Solar energy systems are likely ineligible for the recent property tax exemption made available to “eligible manufacturing property” because “eligible manufacturing personal property” specifically excludes “personal property used in the generation, transmission, or distribution of electricity for sale” (MCL 211.9m(7)(c)). However, there are still tax advantages to categorization as industrial personal property. Under MCL 380.1211, industrial personal property is exempt from the 18 mills permitted to be levied for school operating purposes. Generally, industrial personal property is also exempt from the 6 mill state education tax levied by MCL 211.903. (As of December 31, 2011, MCL 211.903 provides that turbines powered by gas, steam, nuclear energy, coal or oil for the generation of electricity remain subject to the 6 mill state education tax. However, this provision is notably silent regarding wind turbines, and there is no indication that electrical generation by solar energy would not be similarly exempt.)

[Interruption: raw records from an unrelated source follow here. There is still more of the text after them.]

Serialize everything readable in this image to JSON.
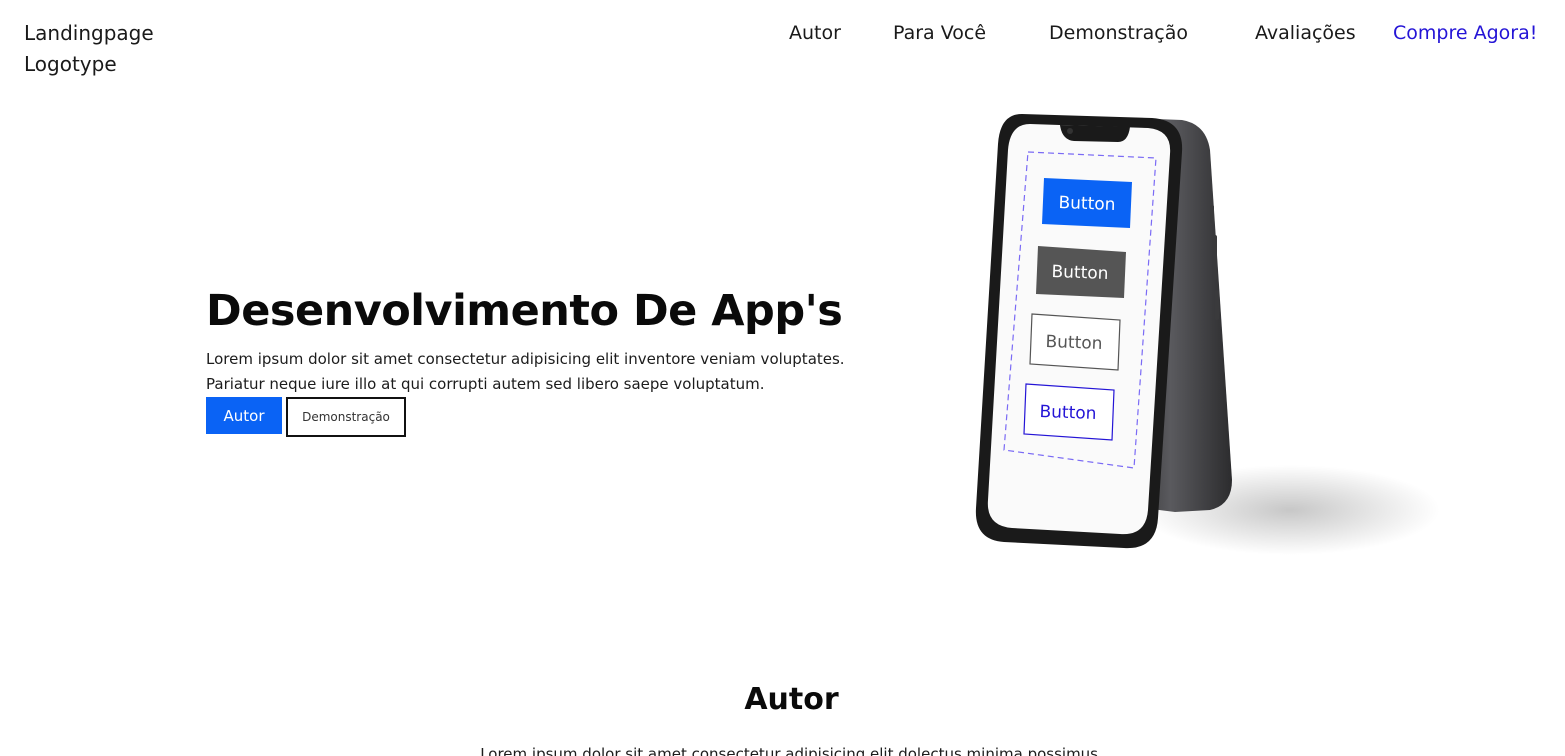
{
  "header": {
    "logo_line1": "Landingpage",
    "logo_line2": "Logotype",
    "nav": {
      "autor": "Autor",
      "para_voce": "Para Você",
      "demonstracao": "Demonstração",
      "avaliacoes": "Avaliações",
      "compre": "Compre Agora!"
    }
  },
  "hero": {
    "title": "Desenvolvimento De App's",
    "description": "Lorem ipsum dolor sit amet consectetur adipisicing elit inventore veniam voluptates. Pariatur neque iure illo at qui corrupti autem sed libero saepe voluptatum.",
    "primary_button": "Autor",
    "secondary_button": "Demonstração"
  },
  "phone_mockup": {
    "buttons": [
      "Button",
      "Button",
      "Button",
      "Button"
    ]
  },
  "autor_section": {
    "title": "Autor",
    "text": "Lorem ipsum dolor sit amet consectetur adipisicing elit dolectus minima possimus."
  },
  "colors": {
    "accent_blue": "#0a63f5",
    "link_purple": "#2414d6",
    "dark_button": "#555555"
  }
}
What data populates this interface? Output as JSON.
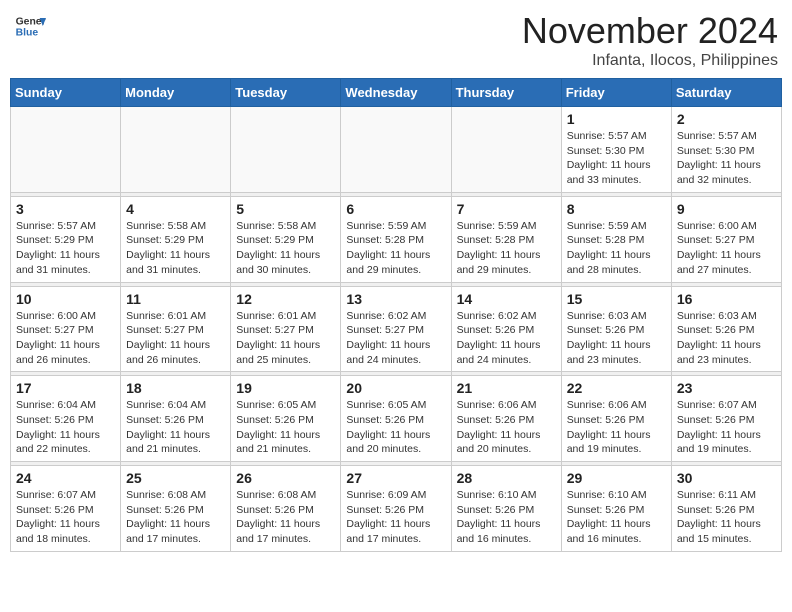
{
  "header": {
    "logo_general": "General",
    "logo_blue": "Blue",
    "month_title": "November 2024",
    "location": "Infanta, Ilocos, Philippines"
  },
  "calendar": {
    "weekdays": [
      "Sunday",
      "Monday",
      "Tuesday",
      "Wednesday",
      "Thursday",
      "Friday",
      "Saturday"
    ],
    "weeks": [
      [
        {
          "day": "",
          "info": ""
        },
        {
          "day": "",
          "info": ""
        },
        {
          "day": "",
          "info": ""
        },
        {
          "day": "",
          "info": ""
        },
        {
          "day": "",
          "info": ""
        },
        {
          "day": "1",
          "info": "Sunrise: 5:57 AM\nSunset: 5:30 PM\nDaylight: 11 hours\nand 33 minutes."
        },
        {
          "day": "2",
          "info": "Sunrise: 5:57 AM\nSunset: 5:30 PM\nDaylight: 11 hours\nand 32 minutes."
        }
      ],
      [
        {
          "day": "3",
          "info": "Sunrise: 5:57 AM\nSunset: 5:29 PM\nDaylight: 11 hours\nand 31 minutes."
        },
        {
          "day": "4",
          "info": "Sunrise: 5:58 AM\nSunset: 5:29 PM\nDaylight: 11 hours\nand 31 minutes."
        },
        {
          "day": "5",
          "info": "Sunrise: 5:58 AM\nSunset: 5:29 PM\nDaylight: 11 hours\nand 30 minutes."
        },
        {
          "day": "6",
          "info": "Sunrise: 5:59 AM\nSunset: 5:28 PM\nDaylight: 11 hours\nand 29 minutes."
        },
        {
          "day": "7",
          "info": "Sunrise: 5:59 AM\nSunset: 5:28 PM\nDaylight: 11 hours\nand 29 minutes."
        },
        {
          "day": "8",
          "info": "Sunrise: 5:59 AM\nSunset: 5:28 PM\nDaylight: 11 hours\nand 28 minutes."
        },
        {
          "day": "9",
          "info": "Sunrise: 6:00 AM\nSunset: 5:27 PM\nDaylight: 11 hours\nand 27 minutes."
        }
      ],
      [
        {
          "day": "10",
          "info": "Sunrise: 6:00 AM\nSunset: 5:27 PM\nDaylight: 11 hours\nand 26 minutes."
        },
        {
          "day": "11",
          "info": "Sunrise: 6:01 AM\nSunset: 5:27 PM\nDaylight: 11 hours\nand 26 minutes."
        },
        {
          "day": "12",
          "info": "Sunrise: 6:01 AM\nSunset: 5:27 PM\nDaylight: 11 hours\nand 25 minutes."
        },
        {
          "day": "13",
          "info": "Sunrise: 6:02 AM\nSunset: 5:27 PM\nDaylight: 11 hours\nand 24 minutes."
        },
        {
          "day": "14",
          "info": "Sunrise: 6:02 AM\nSunset: 5:26 PM\nDaylight: 11 hours\nand 24 minutes."
        },
        {
          "day": "15",
          "info": "Sunrise: 6:03 AM\nSunset: 5:26 PM\nDaylight: 11 hours\nand 23 minutes."
        },
        {
          "day": "16",
          "info": "Sunrise: 6:03 AM\nSunset: 5:26 PM\nDaylight: 11 hours\nand 23 minutes."
        }
      ],
      [
        {
          "day": "17",
          "info": "Sunrise: 6:04 AM\nSunset: 5:26 PM\nDaylight: 11 hours\nand 22 minutes."
        },
        {
          "day": "18",
          "info": "Sunrise: 6:04 AM\nSunset: 5:26 PM\nDaylight: 11 hours\nand 21 minutes."
        },
        {
          "day": "19",
          "info": "Sunrise: 6:05 AM\nSunset: 5:26 PM\nDaylight: 11 hours\nand 21 minutes."
        },
        {
          "day": "20",
          "info": "Sunrise: 6:05 AM\nSunset: 5:26 PM\nDaylight: 11 hours\nand 20 minutes."
        },
        {
          "day": "21",
          "info": "Sunrise: 6:06 AM\nSunset: 5:26 PM\nDaylight: 11 hours\nand 20 minutes."
        },
        {
          "day": "22",
          "info": "Sunrise: 6:06 AM\nSunset: 5:26 PM\nDaylight: 11 hours\nand 19 minutes."
        },
        {
          "day": "23",
          "info": "Sunrise: 6:07 AM\nSunset: 5:26 PM\nDaylight: 11 hours\nand 19 minutes."
        }
      ],
      [
        {
          "day": "24",
          "info": "Sunrise: 6:07 AM\nSunset: 5:26 PM\nDaylight: 11 hours\nand 18 minutes."
        },
        {
          "day": "25",
          "info": "Sunrise: 6:08 AM\nSunset: 5:26 PM\nDaylight: 11 hours\nand 17 minutes."
        },
        {
          "day": "26",
          "info": "Sunrise: 6:08 AM\nSunset: 5:26 PM\nDaylight: 11 hours\nand 17 minutes."
        },
        {
          "day": "27",
          "info": "Sunrise: 6:09 AM\nSunset: 5:26 PM\nDaylight: 11 hours\nand 17 minutes."
        },
        {
          "day": "28",
          "info": "Sunrise: 6:10 AM\nSunset: 5:26 PM\nDaylight: 11 hours\nand 16 minutes."
        },
        {
          "day": "29",
          "info": "Sunrise: 6:10 AM\nSunset: 5:26 PM\nDaylight: 11 hours\nand 16 minutes."
        },
        {
          "day": "30",
          "info": "Sunrise: 6:11 AM\nSunset: 5:26 PM\nDaylight: 11 hours\nand 15 minutes."
        }
      ]
    ]
  }
}
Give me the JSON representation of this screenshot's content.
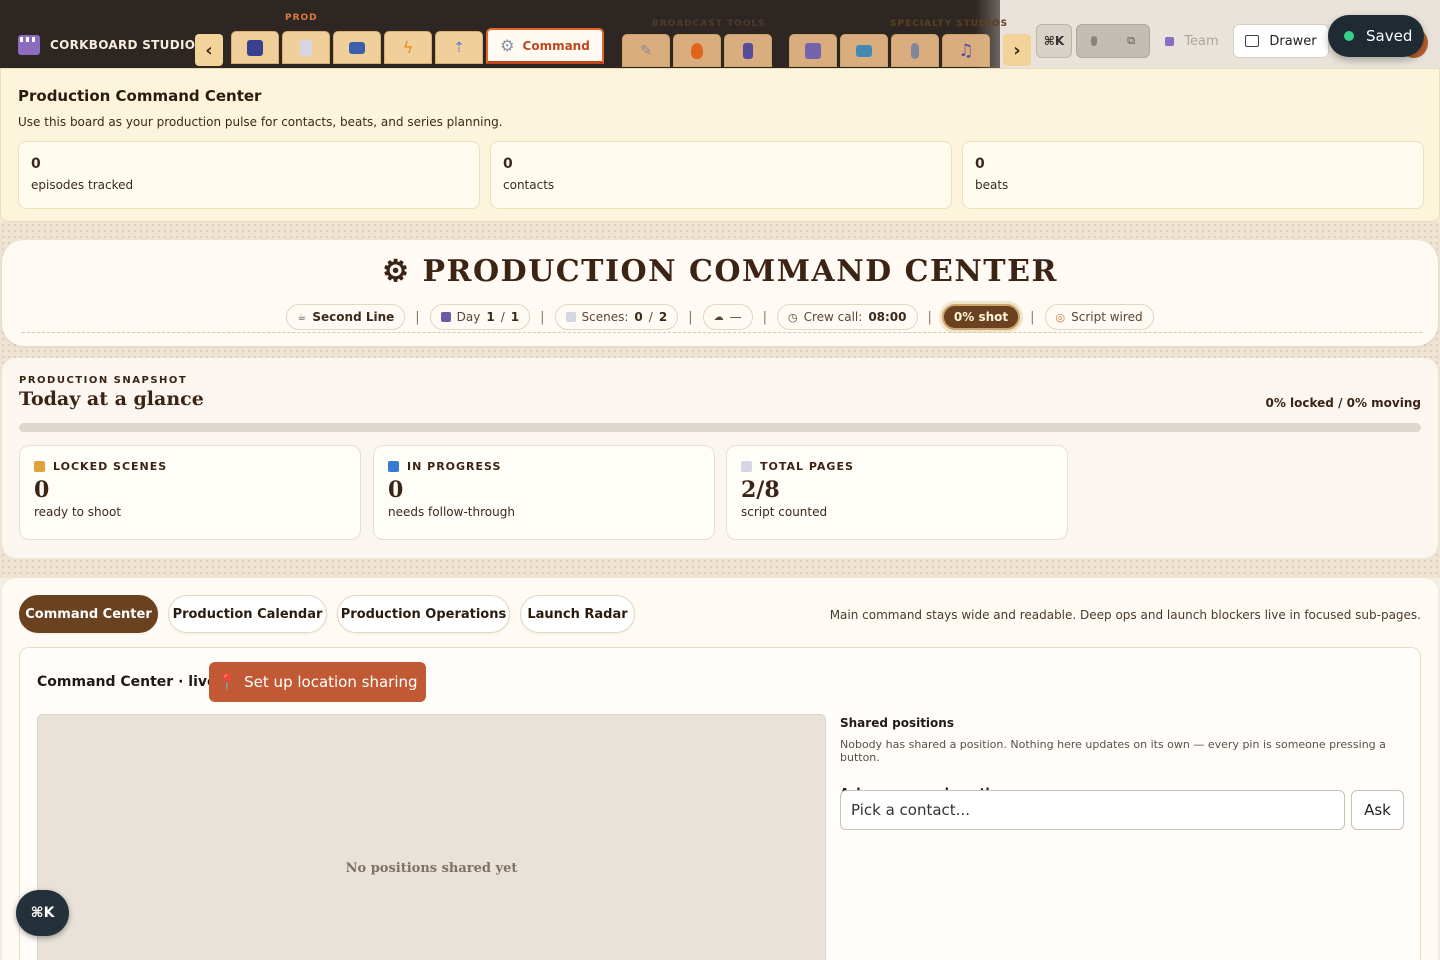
{
  "topbar": {
    "brand": "CORKBOARD STUDIO",
    "groups": {
      "prod": "PROD",
      "broadcast": "BROADCAST TOOLS",
      "specialty": "SPECIALTY STUDIOS"
    },
    "prev_arrow": "‹",
    "next_arrow": "›",
    "prod_tabs": [
      {
        "icon": "floppy-disk-icon",
        "color": "#3b3f8f"
      },
      {
        "icon": "document-icon",
        "color": "#c9c9d6"
      },
      {
        "icon": "film-strip-icon",
        "color": "#3b5fa8"
      },
      {
        "icon": "lightning-icon",
        "color": "#f08a1a"
      },
      {
        "icon": "upload-icon",
        "color": "#6b8ad6"
      }
    ],
    "active_tab": {
      "icon": "gear-icon",
      "label": "Command"
    },
    "broadcast_tabs": [
      {
        "icon": "pen-icon",
        "color": "#9aa0b3"
      },
      {
        "icon": "fire-icon",
        "color": "#f06a1a"
      },
      {
        "icon": "phone-icon",
        "color": "#5b4fa8"
      }
    ],
    "specialty_tabs": [
      {
        "icon": "clapperboard-icon",
        "color": "#7a6ab8"
      },
      {
        "icon": "tv-icon",
        "color": "#4a90c0"
      },
      {
        "icon": "microphone-icon",
        "color": "#8a8fa6"
      },
      {
        "icon": "music-note-icon",
        "color": "#5b4fa8"
      }
    ],
    "cmdk_label": "⌘K",
    "team_label": "Team",
    "drawer_label": "Drawer",
    "saved_label": "Saved"
  },
  "summary": {
    "title": "Production Command Center",
    "description": "Use this board as your production pulse for contacts, beats, and series planning.",
    "cards": [
      {
        "value": "0",
        "label": "episodes tracked"
      },
      {
        "value": "0",
        "label": "contacts"
      },
      {
        "value": "0",
        "label": "beats"
      }
    ]
  },
  "header": {
    "title": "PRODUCTION COMMAND CENTER",
    "title_icon": "⚙",
    "chips": {
      "line": "Second Line",
      "day_label": "Day",
      "day_current": "1",
      "day_sep": "/",
      "day_total": "1",
      "scenes_label": "Scenes:",
      "scenes_current": "0",
      "scenes_sep": "/",
      "scenes_total": "2",
      "weather": "—",
      "crew_label": "Crew call:",
      "crew_time": "08:00",
      "shot": "0% shot",
      "script": "Script wired"
    },
    "separator": "|"
  },
  "snapshot": {
    "eyebrow": "PRODUCTION SNAPSHOT",
    "title": "Today at a glance",
    "ratio": "0% locked / 0% moving",
    "progress": 0,
    "cards": [
      {
        "icon": "lock-icon",
        "title": "LOCKED SCENES",
        "value": "0",
        "sub": "ready to shoot"
      },
      {
        "icon": "refresh-icon",
        "title": "IN PROGRESS",
        "value": "0",
        "sub": "needs follow-through"
      },
      {
        "icon": "page-icon",
        "title": "TOTAL PAGES",
        "value": "2/8",
        "sub": "script counted"
      }
    ]
  },
  "panel": {
    "tabs": [
      "Command Center",
      "Production Calendar",
      "Production Operations",
      "Launch Radar"
    ],
    "hint": "Main command stays wide and readable. Deep ops and launch blockers live in focused sub-pages.",
    "live_title": "Command Center · live",
    "location_button": "Set up location sharing",
    "map_empty": "No positions shared yet",
    "shared_title": "Shared positions",
    "shared_desc": "Nobody has shared a position. Nothing here updates on its own — every pin is someone pressing a button.",
    "ask_title": "Ask someone where they are",
    "contact_placeholder": "Pick a contact...",
    "ask_button": "Ask"
  },
  "fab": {
    "label": "⌘K"
  }
}
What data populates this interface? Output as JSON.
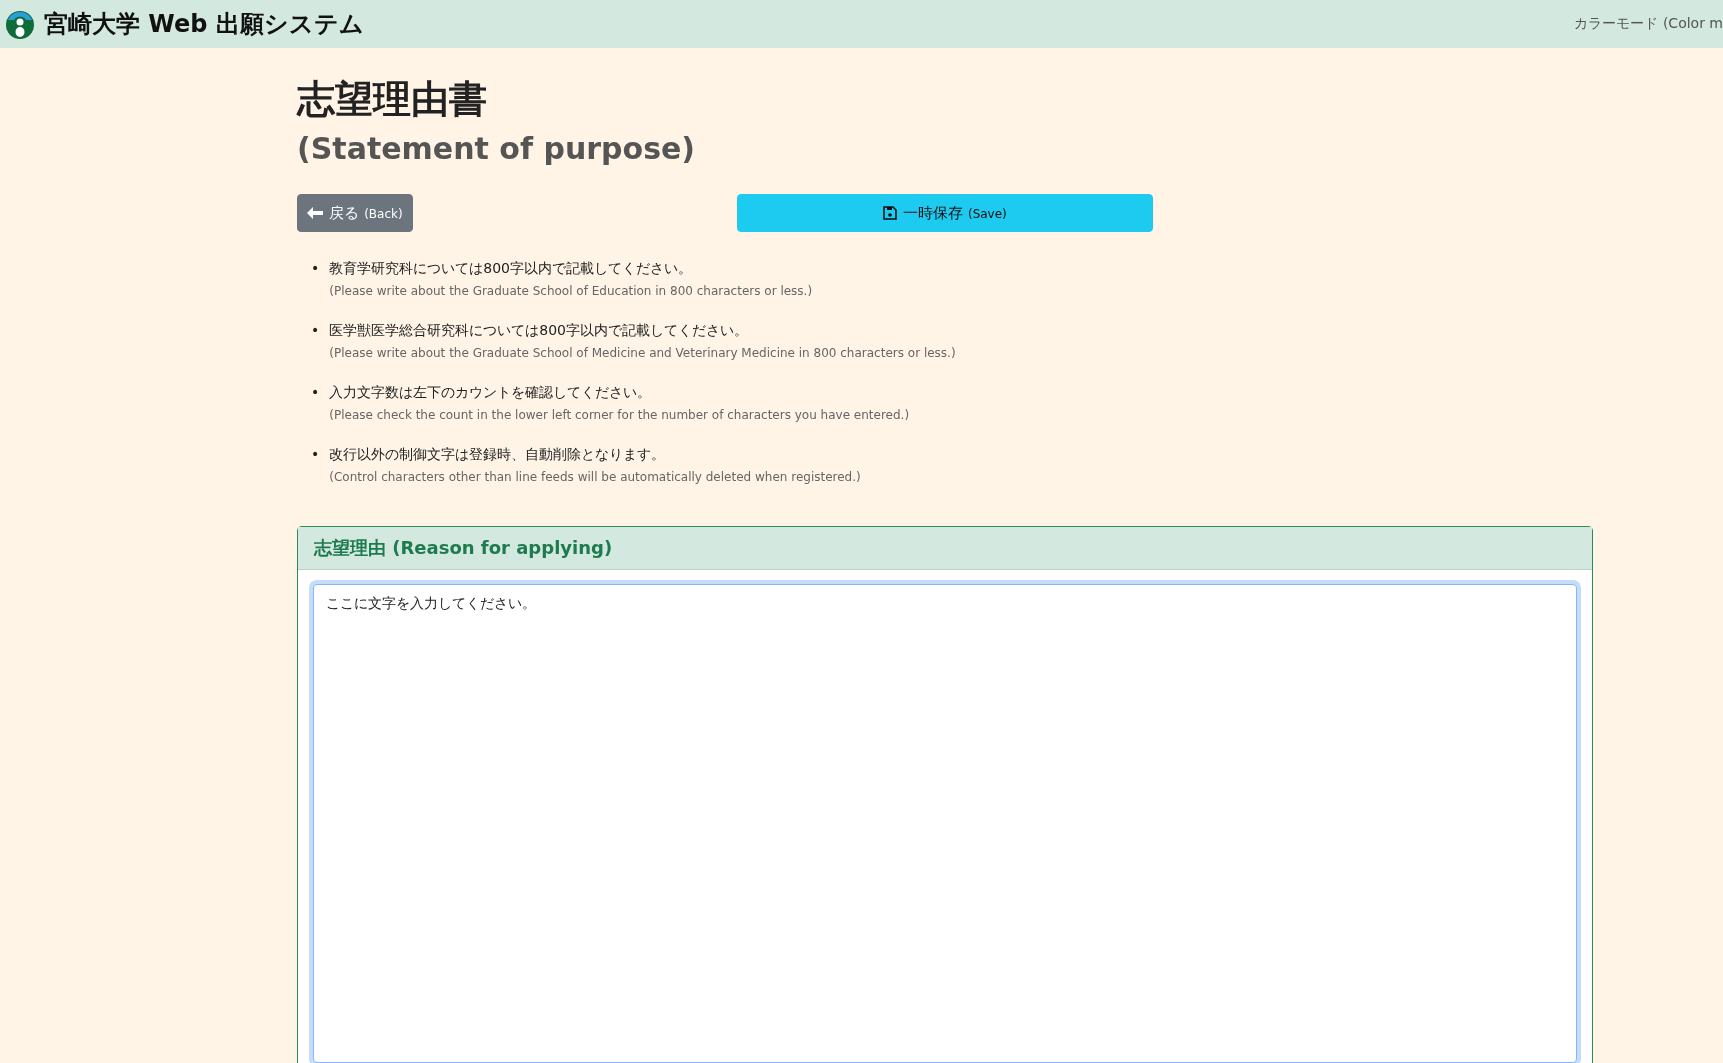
{
  "header": {
    "title": "宮崎大学 Web 出願システム",
    "color_mode": "カラーモード (Color m"
  },
  "page": {
    "title": "志望理由書",
    "subtitle": "(Statement of purpose)"
  },
  "buttons": {
    "back": {
      "label": "戻る",
      "sub": "(Back)"
    },
    "save": {
      "label": "一時保存",
      "sub": "(Save)"
    }
  },
  "notes": [
    {
      "bullet": "•",
      "text": "教育学研究科については800字以内で記載してください。",
      "sub": "(Please write about the Graduate School of Education in 800 characters or less.)"
    },
    {
      "bullet": "•",
      "text": "医学獣医学総合研究科については800字以内で記載してください。",
      "sub": "(Please write about the Graduate School of Medicine and Veterinary Medicine in 800 characters or less.)"
    },
    {
      "bullet": "•",
      "text": "入力文字数は左下のカウントを確認してください。",
      "sub": "(Please check the count in the lower left corner for the number of characters you have entered.)"
    },
    {
      "bullet": "•",
      "text": "改行以外の制御文字は登録時、自動削除となります。",
      "sub": "(Control characters other than line feeds will be automatically deleted when registered.)"
    }
  ],
  "card": {
    "title": "志望理由 (Reason for applying)",
    "value": "ここに文字を入力してください。"
  }
}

While the language of the General Property Tax Act has not yet been updated to provide solar energy systems with the clear categorization afforded to wind energy systems, the growing popularity of solar energy systems may eventually warrant a place in the definition of “personal property.” Until that time, however, a careful review of the existing statute, analogous property, and previously published guidance are likely to provide the most comprehensive basis for assessing the taxability of solar energy systems.
The author wishes to thank Mr. Sam Field, of Helios Solar LLC, for sharing his expertise in this area.